Friday, 8 January 2010


Through a deal they have running through previews, I got an eighth row center orchestra seat for ten pounds, so my critical faculties were not as sharply tuned as they might have been for fifty or sixty pounds. At ten pounds, the show was delightful. But I had the sense that I have had at other recent musical comedies that I am watching a slighly hyper entertainment machine that substitutes high energy for what should be at the heart (and heart is certainly in short supply here) of a musical -- good songs and winning performances.
I never saw the movie of LEGALLY BLONDE so have no basis for comparison. The story is simple enough, so simple that the show could have been done in half the time and lost nothing of the narrative. The lyrics are OK, but the score seldom breaks into anything resembling a tune -- I kept feeling that I was getting the verse without the refrain. So director-choreographer Jerry Mitchell keeps the show loud and constantly moving so one doesn't notice the lack of substance.

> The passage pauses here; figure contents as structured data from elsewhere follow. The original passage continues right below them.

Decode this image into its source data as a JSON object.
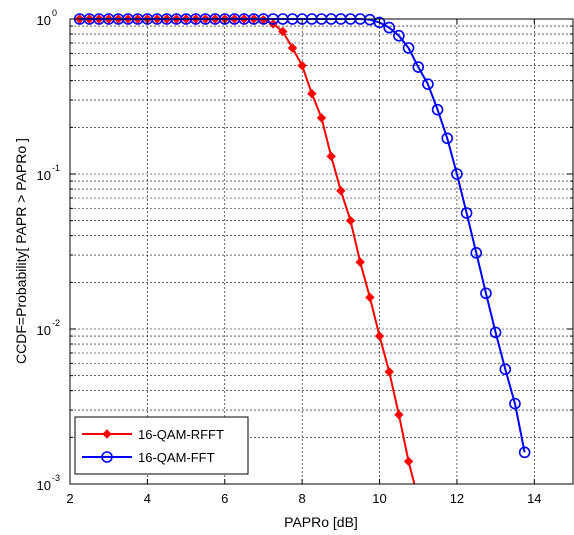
{
  "chart_data": {
    "type": "line",
    "title": "",
    "xlabel": "PAPRo [dB]",
    "ylabel": "CCDF=Probability[ PAPR > PAPRo ]",
    "xlim": [
      2,
      15
    ],
    "ylim": [
      0.001,
      1
    ],
    "yscale": "log",
    "x_ticks": [
      2,
      4,
      6,
      8,
      10,
      12,
      14
    ],
    "x_tick_labels": [
      "2",
      "4",
      "6",
      "8",
      "10",
      "12",
      "14"
    ],
    "y_ticks": [
      0.001,
      0.01,
      0.1,
      1
    ],
    "y_tick_labels": [
      {
        "base": "10",
        "exp": "-3"
      },
      {
        "base": "10",
        "exp": "-2"
      },
      {
        "base": "10",
        "exp": "-1"
      },
      {
        "base": "10",
        "exp": "0"
      }
    ],
    "grid": true,
    "legend_position": "bottom-left",
    "series": [
      {
        "name": "16-QAM-RFFT",
        "color": "#ff0000",
        "marker": "diamond",
        "x": [
          2.25,
          2.5,
          2.75,
          3,
          3.25,
          3.5,
          3.75,
          4,
          4.25,
          4.5,
          4.75,
          5,
          5.25,
          5.5,
          5.75,
          6,
          6.25,
          6.5,
          6.75,
          7,
          7.25,
          7.5,
          7.75,
          8,
          8.25,
          8.5,
          8.75,
          9,
          9.25,
          9.5,
          9.75,
          10,
          10.25,
          10.5,
          10.75,
          11
        ],
        "y": [
          1,
          1,
          1,
          1,
          1,
          1,
          1,
          1,
          1,
          1,
          1,
          1,
          1,
          1,
          1,
          1,
          1,
          1,
          1,
          0.99,
          0.93,
          0.83,
          0.65,
          0.5,
          0.33,
          0.23,
          0.13,
          0.078,
          0.05,
          0.027,
          0.016,
          0.009,
          0.0053,
          0.0028,
          0.0014,
          0.0008
        ]
      },
      {
        "name": "16-QAM-FFT",
        "color": "#0000ff",
        "marker": "circle",
        "x": [
          2.25,
          2.5,
          2.75,
          3,
          3.25,
          3.5,
          3.75,
          4,
          4.25,
          4.5,
          4.75,
          5,
          5.25,
          5.5,
          5.75,
          6,
          6.25,
          6.5,
          6.75,
          7,
          7.25,
          7.5,
          7.75,
          8,
          8.25,
          8.5,
          8.75,
          9,
          9.25,
          9.5,
          9.75,
          10,
          10.25,
          10.5,
          10.75,
          11,
          11.25,
          11.5,
          11.75,
          12,
          12.25,
          12.5,
          12.75,
          13,
          13.25,
          13.5,
          13.75
        ],
        "y": [
          1,
          1,
          1,
          1,
          1,
          1,
          1,
          1,
          1,
          1,
          1,
          1,
          1,
          1,
          1,
          1,
          1,
          1,
          1,
          1,
          1,
          1,
          1,
          1,
          1,
          1,
          1,
          1,
          1,
          1,
          0.99,
          0.95,
          0.88,
          0.78,
          0.65,
          0.49,
          0.38,
          0.26,
          0.17,
          0.1,
          0.056,
          0.031,
          0.017,
          0.0095,
          0.0055,
          0.0033,
          0.0016
        ]
      }
    ]
  }
}
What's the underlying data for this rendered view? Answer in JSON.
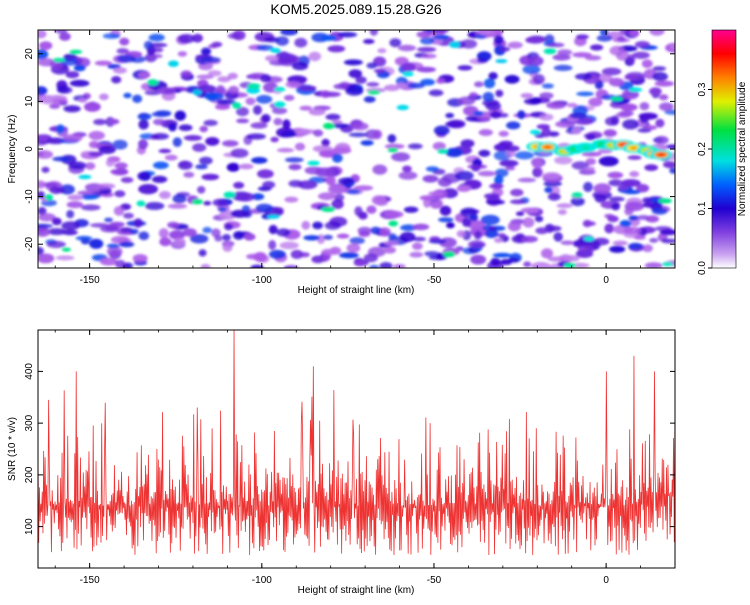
{
  "title": "KOM5.2025.089.15.28.G26",
  "colors": {
    "line": "#ee3333",
    "axis": "#000000",
    "background": "#ffffff"
  },
  "chart_data": [
    {
      "type": "heatmap",
      "xlabel": "Height of straight line (km)",
      "ylabel": "Frequency (Hz)",
      "xlim": [
        -165,
        20
      ],
      "ylim": [
        -25,
        25
      ],
      "xticks": [
        -150,
        -100,
        -50,
        0
      ],
      "xtick_labels": [
        "-150",
        "-100",
        "-50",
        "0"
      ],
      "yticks": [
        -20,
        -10,
        0,
        10,
        20
      ],
      "ytick_labels": [
        "-20",
        "-10",
        "0",
        "10",
        "20"
      ],
      "colorbar": {
        "label": "Normalized spectral amplitude",
        "range": [
          0,
          0.4
        ],
        "ticks": [
          0.0,
          0.1,
          0.2,
          0.3
        ],
        "tick_labels": [
          "0.0",
          "0.1",
          "0.2",
          "0.3"
        ],
        "colormap": [
          "#ffffff",
          "#a855e8",
          "#3000d0",
          "#0070ff",
          "#00e8e8",
          "#00e040",
          "#f0f000",
          "#ff8000",
          "#ff0000",
          "#ff0088"
        ]
      },
      "features": [
        {
          "desc_value": "strong signal near 0 Hz",
          "x_range": [
            -22,
            18
          ],
          "y": 0,
          "amplitude": 0.35
        }
      ]
    },
    {
      "type": "line",
      "xlabel": "Height of straight line (km)",
      "ylabel": "SNR (10 * v/v)",
      "xlim": [
        -165,
        20
      ],
      "ylim": [
        20,
        480
      ],
      "xticks": [
        -150,
        -100,
        -50,
        0
      ],
      "xtick_labels": [
        "-150",
        "-100",
        "-50",
        "0"
      ],
      "yticks": [
        100,
        200,
        300,
        400
      ],
      "ytick_labels": [
        "100",
        "200",
        "300",
        "400"
      ],
      "series_stats": {
        "min": 25,
        "typical": 140,
        "max": 480
      },
      "peaks": [
        {
          "x": -162,
          "y": 345
        },
        {
          "x": -154,
          "y": 400
        },
        {
          "x": -108,
          "y": 480
        },
        {
          "x": -85,
          "y": 410
        },
        {
          "x": 0,
          "y": 400
        },
        {
          "x": 8,
          "y": 430
        },
        {
          "x": 14,
          "y": 400
        }
      ]
    }
  ]
}
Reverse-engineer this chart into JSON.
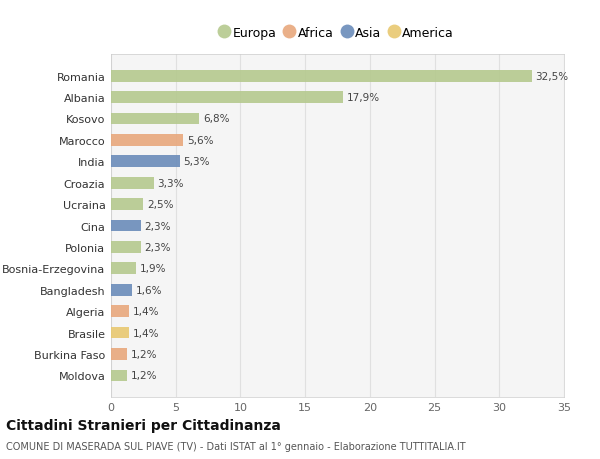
{
  "categories": [
    "Romania",
    "Albania",
    "Kosovo",
    "Marocco",
    "India",
    "Croazia",
    "Ucraina",
    "Cina",
    "Polonia",
    "Bosnia-Erzegovina",
    "Bangladesh",
    "Algeria",
    "Brasile",
    "Burkina Faso",
    "Moldova"
  ],
  "values": [
    32.5,
    17.9,
    6.8,
    5.6,
    5.3,
    3.3,
    2.5,
    2.3,
    2.3,
    1.9,
    1.6,
    1.4,
    1.4,
    1.2,
    1.2
  ],
  "labels": [
    "32,5%",
    "17,9%",
    "6,8%",
    "5,6%",
    "5,3%",
    "3,3%",
    "2,5%",
    "2,3%",
    "2,3%",
    "1,9%",
    "1,6%",
    "1,4%",
    "1,4%",
    "1,2%",
    "1,2%"
  ],
  "colors": [
    "#b5c98e",
    "#b5c98e",
    "#b5c98e",
    "#e8a87c",
    "#6b8cba",
    "#b5c98e",
    "#b5c98e",
    "#6b8cba",
    "#b5c98e",
    "#b5c98e",
    "#6b8cba",
    "#e8a87c",
    "#e8c870",
    "#e8a87c",
    "#b5c98e"
  ],
  "legend_labels": [
    "Europa",
    "Africa",
    "Asia",
    "America"
  ],
  "legend_colors": [
    "#b5c98e",
    "#e8a87c",
    "#6b8cba",
    "#e8c870"
  ],
  "title": "Cittadini Stranieri per Cittadinanza",
  "subtitle": "COMUNE DI MASERADA SUL PIAVE (TV) - Dati ISTAT al 1° gennaio - Elaborazione TUTTITALIA.IT",
  "xlim": [
    0,
    35
  ],
  "xticks": [
    0,
    5,
    10,
    15,
    20,
    25,
    30,
    35
  ],
  "background_color": "#ffffff",
  "plot_bg_color": "#f5f5f5",
  "grid_color": "#e0e0e0",
  "bar_height": 0.55
}
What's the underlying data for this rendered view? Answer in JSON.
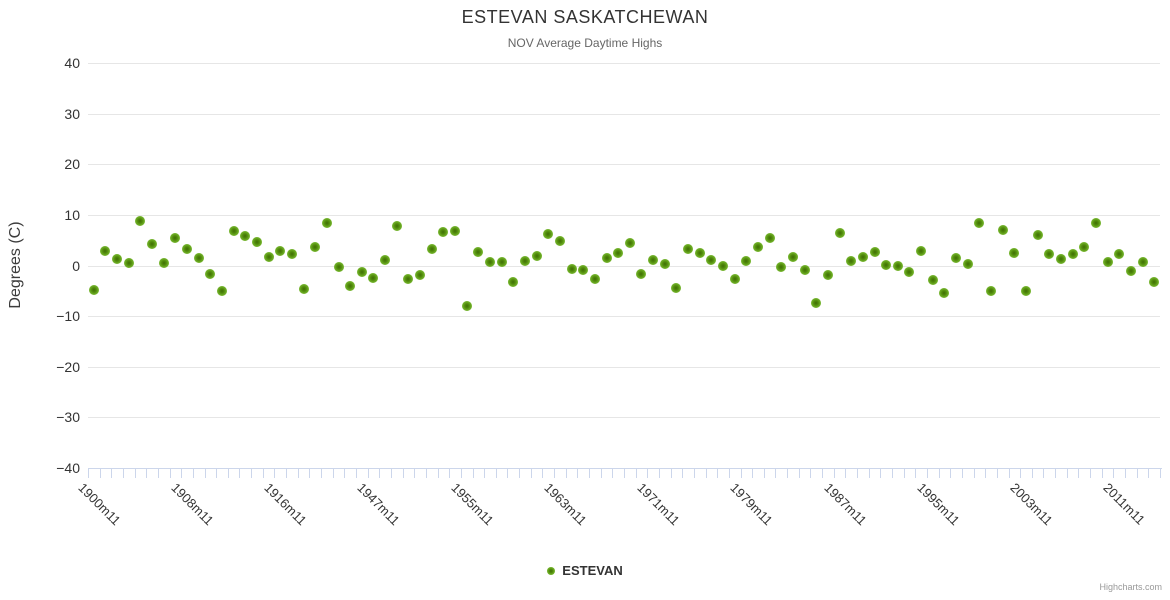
{
  "header": {
    "title": "ESTEVAN SASKATCHEWAN",
    "subtitle": "NOV Average Daytime Highs"
  },
  "legend": {
    "label": "ESTEVAN"
  },
  "credits": {
    "label": "Highcharts.com"
  },
  "colors": {
    "marker_outer": "#85c840",
    "marker_inner": "#3f6d06",
    "grid": "#e6e6e6",
    "axis_line": "#ccd6eb",
    "tick": "#ccd6eb",
    "title": "#333333",
    "subtitle": "#666666",
    "axis_label": "#333333",
    "credits": "#999999"
  },
  "chart_data": {
    "type": "scatter",
    "title": "ESTEVAN SASKATCHEWAN",
    "subtitle": "NOV Average Daytime Highs",
    "xlabel": "",
    "ylabel": "Degrees (C)",
    "ylim": [
      -40,
      40
    ],
    "ytick_interval": 10,
    "grid": true,
    "legend_position": "bottom-center",
    "x_tick_label_step": 8,
    "series_name": "ESTEVAN",
    "categories": [
      "1900m11",
      "1901m11",
      "1902m11",
      "1903m11",
      "1904m11",
      "1905m11",
      "1906m11",
      "1907m11",
      "1908m11",
      "1909m11",
      "1910m11",
      "1911m11",
      "1912m11",
      "1913m11",
      "1914m11",
      "1915m11",
      "1916m11",
      "1917m11",
      "1918m11",
      "1919m11",
      "1920m11",
      "1921m11",
      "1922m11",
      "1923m11",
      "1947m11",
      "1948m11",
      "1949m11",
      "1950m11",
      "1951m11",
      "1952m11",
      "1953m11",
      "1954m11",
      "1955m11",
      "1956m11",
      "1957m11",
      "1958m11",
      "1959m11",
      "1960m11",
      "1961m11",
      "1962m11",
      "1963m11",
      "1964m11",
      "1965m11",
      "1966m11",
      "1967m11",
      "1968m11",
      "1969m11",
      "1970m11",
      "1971m11",
      "1972m11",
      "1973m11",
      "1974m11",
      "1975m11",
      "1976m11",
      "1977m11",
      "1978m11",
      "1979m11",
      "1980m11",
      "1981m11",
      "1982m11",
      "1983m11",
      "1984m11",
      "1985m11",
      "1986m11",
      "1987m11",
      "1988m11",
      "1989m11",
      "1990m11",
      "1991m11",
      "1992m11",
      "1993m11",
      "1994m11",
      "1995m11",
      "1996m11",
      "1997m11",
      "1998m11",
      "1999m11",
      "2000m11",
      "2001m11",
      "2002m11",
      "2003m11",
      "2004m11",
      "2005m11",
      "2006m11",
      "2007m11",
      "2008m11",
      "2009m11",
      "2010m11",
      "2011m11",
      "2012m11",
      "2013m11",
      "2014m11"
    ],
    "values": [
      -4.9,
      2.9,
      1.2,
      0.4,
      8.8,
      4.2,
      0.4,
      5.5,
      3.3,
      1.4,
      -1.7,
      -5.0,
      6.9,
      5.9,
      4.7,
      1.7,
      2.9,
      2.3,
      -4.7,
      3.7,
      8.3,
      -0.3,
      -4.1,
      -1.3,
      -2.4,
      1.0,
      7.8,
      -2.7,
      -1.9,
      3.3,
      6.6,
      6.8,
      -8.0,
      2.6,
      0.6,
      0.6,
      -3.3,
      0.9,
      1.8,
      6.2,
      4.9,
      -0.6,
      -0.9,
      -2.7,
      1.4,
      2.4,
      4.4,
      -1.6,
      1.1,
      0.2,
      -4.4,
      3.2,
      2.5,
      1.1,
      0.0,
      -2.7,
      0.8,
      3.7,
      5.4,
      -0.2,
      1.6,
      -0.8,
      -7.5,
      -1.9,
      6.5,
      0.9,
      1.7,
      2.7,
      0.1,
      -0.1,
      -1.2,
      2.9,
      -2.9,
      -5.5,
      1.4,
      0.3,
      8.4,
      -5.0,
      7.1,
      2.5,
      -5.1,
      6.0,
      2.3,
      1.2,
      2.3,
      3.7,
      8.4,
      0.6,
      2.2,
      -1.1,
      0.6,
      -3.3
    ]
  }
}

When I look back on great musical performances I have seen (Gwen Verdon, Bernadette Peters, Vanessa Williams, Angela Lansbury, Chita Rivera), they were by performers who knew how to draw the audience to them without constantly pushing the audience. It's more fun when the performer doesn't seem to be working so hard. LEGALLY BLONDE'S leading role requires the performer to be onstage almost constantly, even changing costume in front of the audience. Sheridan Smith will get better when she doesn't seem to be working so hard. She is a winning performer (I loved her in the revival of LITTLE SHOP OF HORRORS a couple of years ago). She isn't naturally a dancer but gets through the choreography without embarrassing herself. Duncan James, a former boy band singer, works so hard at crooning his two songs that he loses the beat -- just sing the notes, darling! He looks good -- little else is required of him. The two performers who walk away with the show are Adam Gaumond (Emmett) and ex-Doctor Who Peter Davison. Gaumond is relaxed and charming -- he reminds me of the young Jerry Orbach. He really belongs onstage and you understand why Elle chooses him over James. Davison as the college professor is obviously having fun being in a big musical.
Most of the audience at the Thursday matinee I atteded were young women between the ages of twelve and thirty -- gaggles of them. My sense is that, like many musicals, this show aims for women and gay men. In typical Jerry Mitchell style, there's lots of beefcake. I loved the UPS man in very short shorts who kept coming in with "a special package." and the song "Is He Gay or European." Lots of gay male characters and a lesbian. The women loved it all. They squealed when Duncan James made his entrance, but even that heartthrob is openly bisexual, so something for everybody.
So at ten pounds it was delightful if a bit frenetic.
LEGALLY BLONDE, directed and choreographed by Jerry Mitchell. Savoy Theatre, January 7, 2010.